What’s the legendary Kenzō Takada up to these days? The designer—who left his eponymous label almost 20 years ago—was in town to promote a collaboration of furnishings (think the iconic Mah Jong sofa) and decorative objects with French furniture company Roche Bobois, all in Takada’s signature patterns and bright colors. From his latest projects to life in Paris and more, Takada fills us in!
Why was collaborating with Roche Bobois appealing to you?
I got approached by Roche Bobois two-and-a-half years ago, but I knew of the Mah Jong sofa for ages. It was developed nearly the same year that I started Kenzo—the sofa came out in 1971, and I started opening shops in 1970. I love working with textiles, colors, textures, and different materials, so it was definitely a fun challenge for me, one that I enjoyed working with the Roche Babois team on. It was a great collaboration. They made it possible to find the perfect harmony of all these different elements and techniques, even up until the final process, when I kept changing the prototypes of what they were producing. Really quickly, I realized I wanted to choose a theme around Japan. I wanted to find traditional patterns and graphics that also made it really contemporary.
When you retired in 1999, you had said that you wanted to focus on decor. Why was that?
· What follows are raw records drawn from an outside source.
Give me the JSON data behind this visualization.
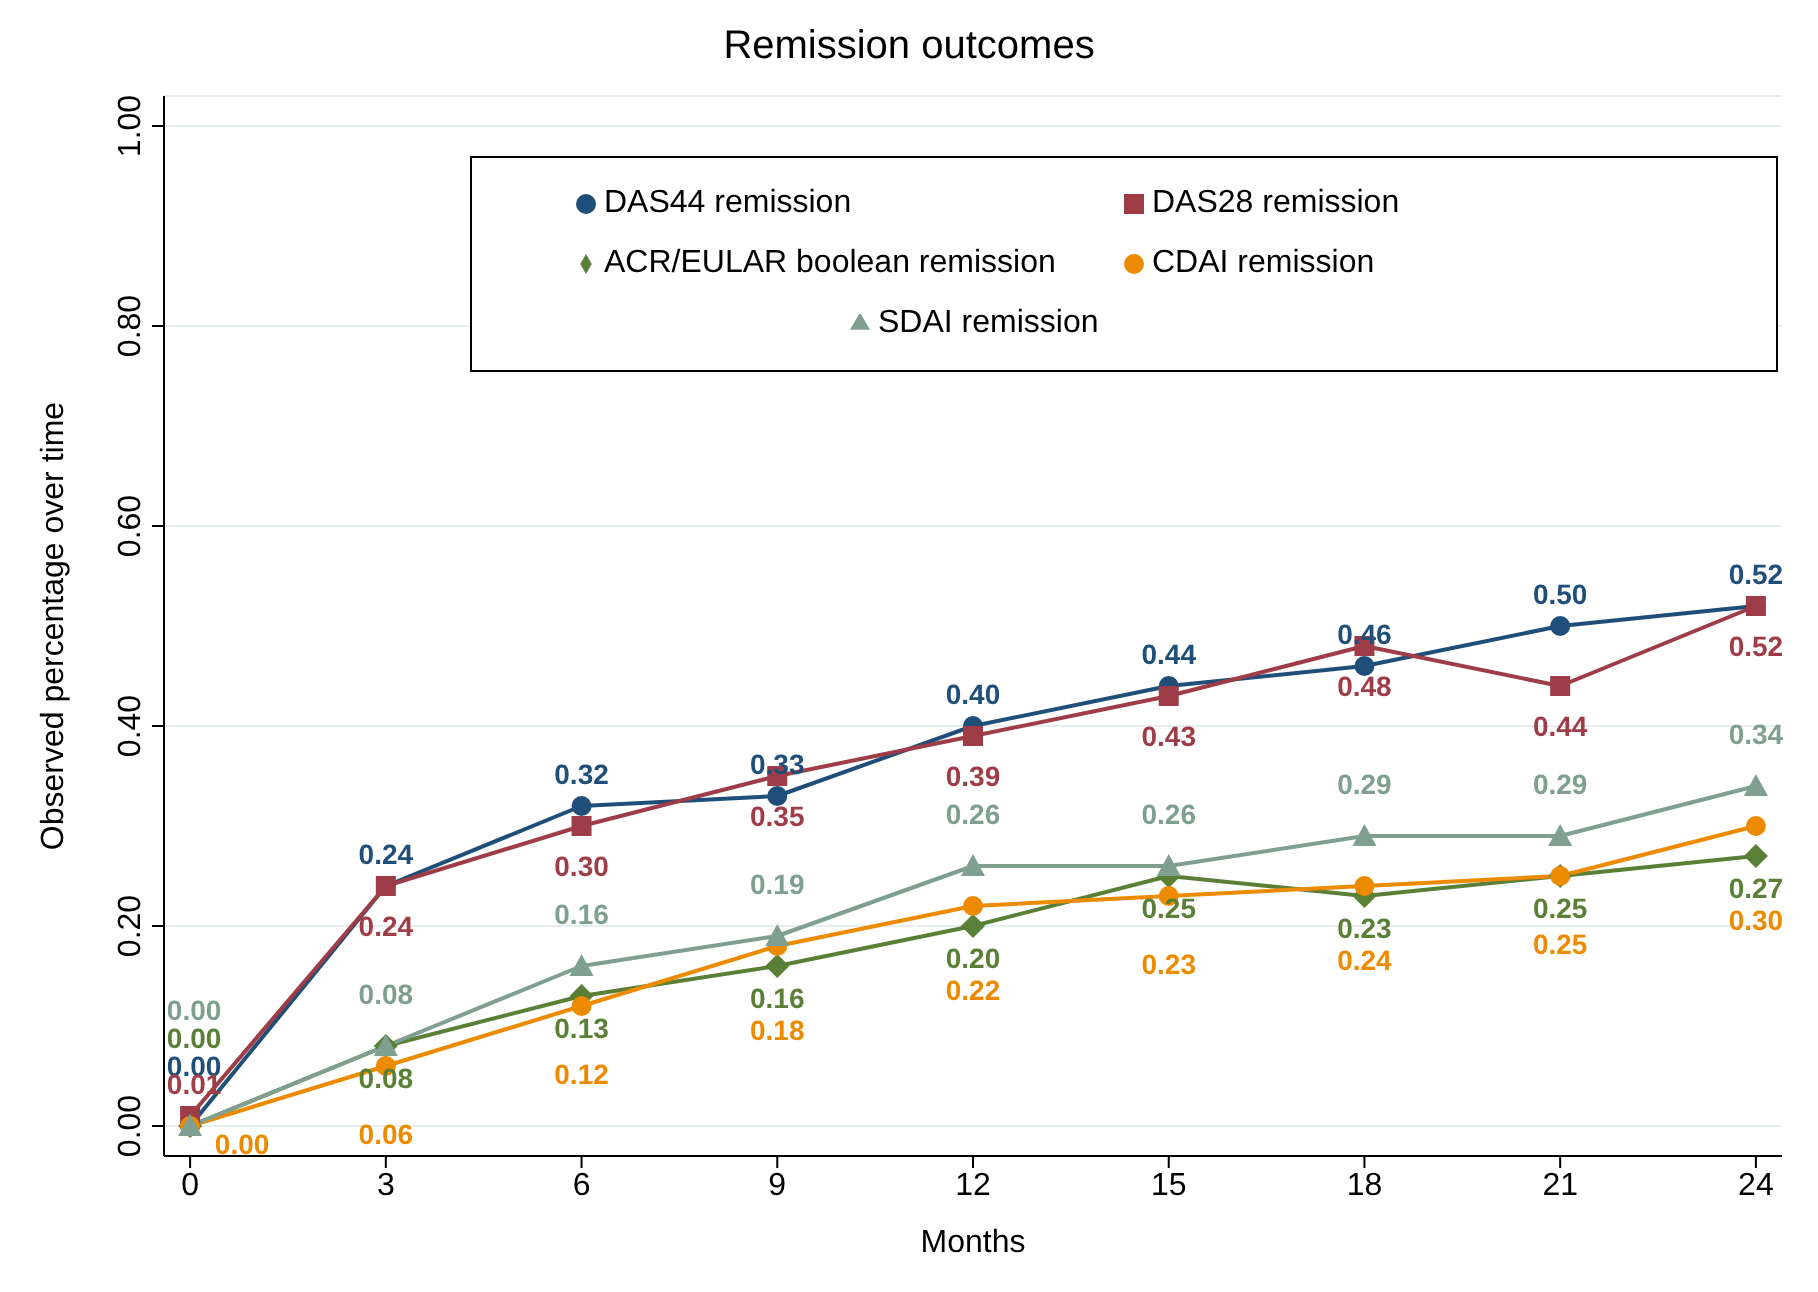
{
  "chart_data": {
    "type": "line",
    "title": "Remission outcomes",
    "xlabel": "Months",
    "ylabel": "Observed percentage over time",
    "x": [
      0,
      3,
      6,
      9,
      12,
      15,
      18,
      21,
      24
    ],
    "series": [
      {
        "name": "DAS44 remission",
        "color": "#1f4e79",
        "marker": "circle",
        "values": [
          0.0,
          0.24,
          0.32,
          0.33,
          0.4,
          0.44,
          0.46,
          0.5,
          0.52
        ],
        "value_labels": [
          "0.00",
          "0.24",
          "0.32",
          "0.33",
          "0.40",
          "0.44",
          "0.46",
          "0.50",
          "0.52"
        ]
      },
      {
        "name": "DAS28 remission",
        "color": "#9e3d47",
        "marker": "square",
        "values": [
          0.01,
          0.24,
          0.3,
          0.35,
          0.39,
          0.43,
          0.48,
          0.44,
          0.52
        ],
        "value_labels": [
          "0.01",
          "0.24",
          "0.30",
          "0.35",
          "0.39",
          "0.43",
          "0.48",
          "0.44",
          "0.52"
        ]
      },
      {
        "name": "ACR/EULAR boolean remission",
        "color": "#5a7f36",
        "marker": "diamond",
        "values": [
          0.0,
          0.08,
          0.13,
          0.16,
          0.2,
          0.25,
          0.23,
          0.25,
          0.27
        ],
        "value_labels": [
          "0.00",
          "0.08",
          "0.13",
          "0.16",
          "0.20",
          "0.25",
          "0.23",
          "0.25",
          "0.27"
        ]
      },
      {
        "name": "CDAI remission",
        "color": "#ed8b00",
        "marker": "circle",
        "values": [
          0.0,
          0.06,
          0.12,
          0.18,
          0.22,
          0.23,
          0.24,
          0.25,
          0.3
        ],
        "value_labels": [
          "0.00",
          "0.06",
          "0.12",
          "0.18",
          "0.22",
          "0.23",
          "0.24",
          "0.25",
          "0.30"
        ]
      },
      {
        "name": "SDAI remission",
        "color": "#7f9f90",
        "marker": "triangle",
        "values": [
          0.0,
          0.08,
          0.16,
          0.19,
          0.26,
          0.26,
          0.29,
          0.29,
          0.34
        ],
        "value_labels": [
          "0.00",
          "0.08",
          "0.16",
          "0.19",
          "0.26",
          "0.26",
          "0.29",
          "0.29",
          "0.34"
        ]
      }
    ],
    "xlim": [
      -0.4,
      24.4
    ],
    "xticks": [
      0,
      3,
      6,
      9,
      12,
      15,
      18,
      21,
      24
    ],
    "ylim": [
      -0.03,
      1.03
    ],
    "yticks": [
      {
        "value": 0,
        "label": "0.00"
      },
      {
        "value": 0.2,
        "label": "0.20"
      },
      {
        "value": 0.4,
        "label": "0.40"
      },
      {
        "value": 0.6,
        "label": "0.60"
      },
      {
        "value": 0.8,
        "label": "0.80"
      },
      {
        "value": 1,
        "label": "1.00"
      }
    ],
    "grid": "y",
    "legend": "top right",
    "line_style": "solid"
  }
}
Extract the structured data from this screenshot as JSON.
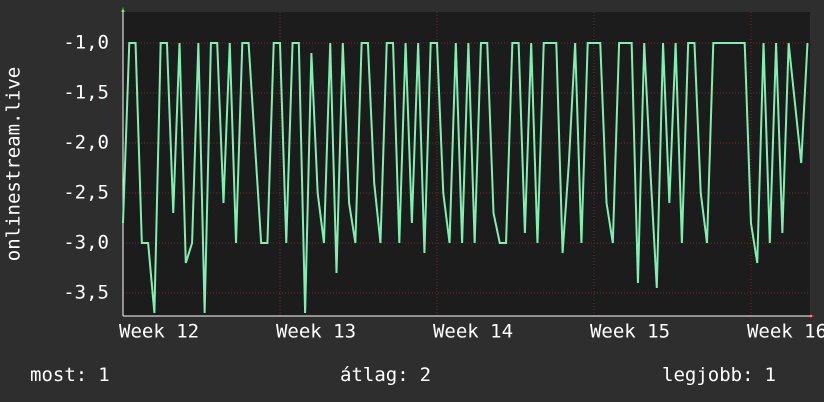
{
  "chart_data": {
    "type": "line",
    "y_label": "onlinestream.live",
    "xlim": [
      12,
      16.376
    ],
    "xticks": [
      {
        "value": 12,
        "label": "Week 12"
      },
      {
        "value": 13,
        "label": "Week 13"
      },
      {
        "value": 14,
        "label": "Week 14"
      },
      {
        "value": 15,
        "label": "Week 15"
      },
      {
        "value": 16,
        "label": "Week 16"
      }
    ],
    "ylim": [
      -3.73,
      -0.69
    ],
    "yticks": [
      {
        "value": -3.5,
        "label": "-3,5"
      },
      {
        "value": -3,
        "label": "-3,0"
      },
      {
        "value": -2.5,
        "label": "-2,5"
      },
      {
        "value": -2,
        "label": "-2,0"
      },
      {
        "value": -1.5,
        "label": "-1,5"
      },
      {
        "value": -1,
        "label": "-1,0"
      }
    ],
    "grid": true,
    "x": [
      12,
      12.04,
      12.08,
      12.12,
      12.16,
      12.2,
      12.24,
      12.28,
      12.32,
      12.36,
      12.4,
      12.44,
      12.48,
      12.52,
      12.56,
      12.6,
      12.64,
      12.68,
      12.72,
      12.76,
      12.8,
      12.84,
      12.88,
      12.92,
      12.96,
      13,
      13.04,
      13.08,
      13.12,
      13.16,
      13.2,
      13.24,
      13.28,
      13.32,
      13.36,
      13.4,
      13.44,
      13.48,
      13.52,
      13.56,
      13.6,
      13.64,
      13.68,
      13.72,
      13.76,
      13.8,
      13.84,
      13.88,
      13.92,
      13.96,
      14,
      14.04,
      14.08,
      14.12,
      14.16,
      14.2,
      14.24,
      14.28,
      14.32,
      14.36,
      14.4,
      14.44,
      14.48,
      14.52,
      14.56,
      14.6,
      14.64,
      14.68,
      14.72,
      14.76,
      14.8,
      14.84,
      14.88,
      14.92,
      14.96,
      15,
      15.04,
      15.08,
      15.12,
      15.16,
      15.2,
      15.24,
      15.28,
      15.32,
      15.36,
      15.4,
      15.44,
      15.48,
      15.52,
      15.56,
      15.6,
      15.64,
      15.68,
      15.72,
      15.76,
      15.8,
      15.84,
      15.88,
      15.92,
      15.96,
      16,
      16.04,
      16.08,
      16.12,
      16.16,
      16.2,
      16.24,
      16.28,
      16.32,
      16.36
    ],
    "series": [
      {
        "color": "#7ff0b0",
        "values": [
          -2.8,
          -1,
          -1,
          -3,
          -3,
          -3.7,
          -1,
          -1,
          -2.7,
          -1,
          -3.2,
          -3,
          -1,
          -3.7,
          -1,
          -1,
          -2.6,
          -1,
          -3,
          -1,
          -1,
          -2,
          -3,
          -3,
          -1,
          -1,
          -3,
          -1,
          -1,
          -3.7,
          -1.1,
          -2.5,
          -3,
          -1,
          -3.3,
          -1,
          -2.6,
          -3,
          -1,
          -1,
          -2.4,
          -3,
          -1,
          -1,
          -3,
          -1,
          -2.8,
          -1,
          -3.1,
          -1,
          -1,
          -2.5,
          -3,
          -1,
          -3,
          -1,
          -3,
          -1,
          -1,
          -2.7,
          -3,
          -3,
          -1,
          -1,
          -2.9,
          -1,
          -3,
          -1,
          -1,
          -1,
          -3.1,
          -2.2,
          -1,
          -3,
          -1,
          -1,
          -1,
          -2.6,
          -3,
          -1,
          -1,
          -1,
          -3.4,
          -1,
          -2.3,
          -3.45,
          -1,
          -2.6,
          -1,
          -3,
          -1,
          -1,
          -2.5,
          -3,
          -1,
          -1,
          -1,
          -1,
          -1,
          -1,
          -2.8,
          -3.2,
          -1,
          -3,
          -1,
          -2.9,
          -1,
          -1.6,
          -2.2,
          -1
        ]
      }
    ],
    "stats": [
      {
        "label": "most:",
        "value": 1
      },
      {
        "label": "átlag:",
        "value": 2
      },
      {
        "label": "legjobb:",
        "value": 1
      }
    ]
  }
}
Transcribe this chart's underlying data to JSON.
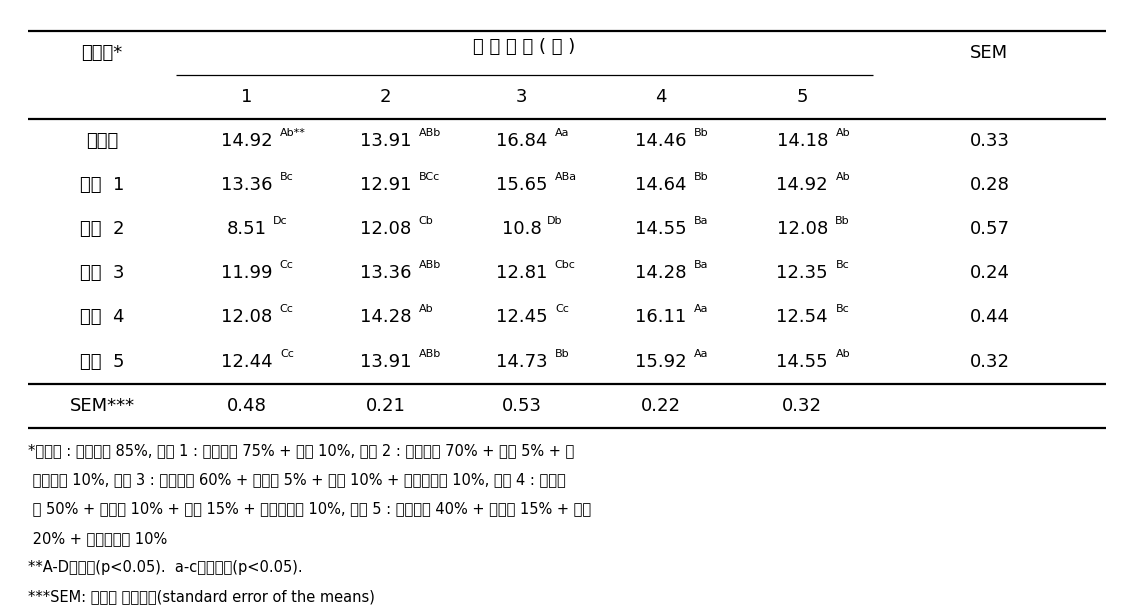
{
  "col_header_main": "처리구*",
  "col_header_title": "저 장 기 간 ( 주 )",
  "col_header_weeks": [
    "1",
    "2",
    "3",
    "4",
    "5"
  ],
  "col_header_sem": "SEM",
  "rows": [
    {
      "label": "대조구",
      "v1": "14.92",
      "s1": "Ab**",
      "v2": "13.91",
      "s2": "ABb",
      "v3": "16.84",
      "s3": "Aa",
      "v4": "14.46",
      "s4": "Bb",
      "v5": "14.18",
      "s5": "Ab",
      "sem": "0.33"
    },
    {
      "label": "처리  1",
      "v1": "13.36",
      "s1": "Bc",
      "v2": "12.91",
      "s2": "BCc",
      "v3": "15.65",
      "s3": "ABa",
      "v4": "14.64",
      "s4": "Bb",
      "v5": "14.92",
      "s5": "Ab",
      "sem": "0.28"
    },
    {
      "label": "처리  2",
      "v1": "8.51",
      "s1": "Dc",
      "v2": "12.08",
      "s2": "Cb",
      "v3": "10.8",
      "s3": "Db",
      "v4": "14.55",
      "s4": "Ba",
      "v5": "12.08",
      "s5": "Bb",
      "sem": "0.57"
    },
    {
      "label": "처리  3",
      "v1": "11.99",
      "s1": "Cc",
      "v2": "13.36",
      "s2": "ABb",
      "v3": "12.81",
      "s3": "Cbc",
      "v4": "14.28",
      "s4": "Ba",
      "v5": "12.35",
      "s5": "Bc",
      "sem": "0.24"
    },
    {
      "label": "처리  4",
      "v1": "12.08",
      "s1": "Cc",
      "v2": "14.28",
      "s2": "Ab",
      "v3": "12.45",
      "s3": "Cc",
      "v4": "16.11",
      "s4": "Aa",
      "v5": "12.54",
      "s5": "Bc",
      "sem": "0.44"
    },
    {
      "label": "처리  5",
      "v1": "12.44",
      "s1": "Cc",
      "v2": "13.91",
      "s2": "ABb",
      "v3": "14.73",
      "s3": "Bb",
      "v4": "15.92",
      "s4": "Aa",
      "v5": "14.55",
      "s5": "Ab",
      "sem": "0.32"
    }
  ],
  "sem_row_label": "SEM***",
  "sem_row_values": [
    "0.48",
    "0.21",
    "0.53",
    "0.22",
    "0.32"
  ],
  "footnote_lines": [
    "*대조구 : 돼지고기 85%, 처리 1 : 돼지고기 75% + 전분 10%, 처리 2 : 돼지고기 70% + 어육 5% + 옥",
    " 수수전분 10%, 처리 3 : 돼지고기 60% + 닭고기 5% + 어육 10% + 옥수수전분 10%, 처리 4 : 돼지고",
    " 기 50% + 닭고기 10% + 어육 15% + 옥수수전분 10%, 처리 5 : 돼지고기 40% + 닭고기 15% + 어육",
    " 20% + 옥수수전분 10%",
    "**A-D처리구(p<0.05).  a-c저장기간(p<0.05).",
    "***SEM: 평균의 표준오차(standard error of the means)"
  ],
  "bg_color": "#ffffff",
  "text_color": "#000000",
  "font_size": 13,
  "footnote_font_size": 10.5,
  "superscript_font_size": 8
}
When I left Kenzo, I started to really take care of my home in Paris and really enjoyed working on the decoration, creating an ambiance and harmony. That made me develop a certain taste and attraction for decor, and wanting to focus on it.
When you moved to Paris, what were your initial reactions to French culture?
I always wanted to go to Paris. I grew up in a very dark era of Japan, just after World War II. I started thinking of Paris after reading my sister’s magazines and watching Audrey Hepburn movies. That’s what really motivated me to go. I took a boat to Paris, and when I got there, I was in total shock. I arrived on January 1, 1965. I ended up taking a train late in the night to a not-so-good area of Paris. I thought to myself, What am I doing here? Because it wasn’t at all like the Audrey Hepburn movies—at all.
What’s your favorite Japanese restaurant in Paris today?
My ex-personal chef used to work at my home for many years. He learned to cook French and Japanese cuisine in Japan, which is kind of like a fusion. A few years ago, he wanted to start his own restaurant, so I helped him. It’s called Toyo. You have to try it!
Yum! In March, Carol Lim and Humberto Leon paid tribute to your most iconic looks with their fashion show. What was your reaction?
I went to the show but didn’t know what it was about. I knew it was a tribute to me, but I didn’t know they would completely replicate the same sketches of the same clothes. When it came out I was really shocked to see what I did so many years ago. I appreciate that they [Carol and Humberto] have the guts to do things. In the end, it turned out quite good. I was proud.
You’ve worked in a range of creative mediums. What else could you see yourself pursuing?
I’ll definitely continue to work on the decor, but whatever I do, it will always have a certain link to fashion. For now, I’d like to bring back some more know-how traditions of Japan to the forefront. I like being creative and creating a harmony.
We can’t find you on Instagram! What are your thoughts on social media these days?
I’m discrete. I’m obviously from Japanese origin and am a bit of a shy person. I don’t really like to take selfies and such. I don’t see a strong interest. I’ll discuss it, but I think about what will I show, and what’s the point? I don’t really like to promote myself.
What are your plans this summer?
Every summer for almost the past 10 years, I go to Greece on summer vacation. We’ll take a boat and visit the Greek islands. I’ll head there after New York.
When was the last time you were here in NYC?
Last year. I used to fly the Concord every month from New York. And I loved Studio 54. I spent a lot of time there! I even had one of my fashion shows there, in 1977. Now I’m a little old…but I [still] love to dance.
Note: Kenzō Takada’s answers were translated by his personal translator.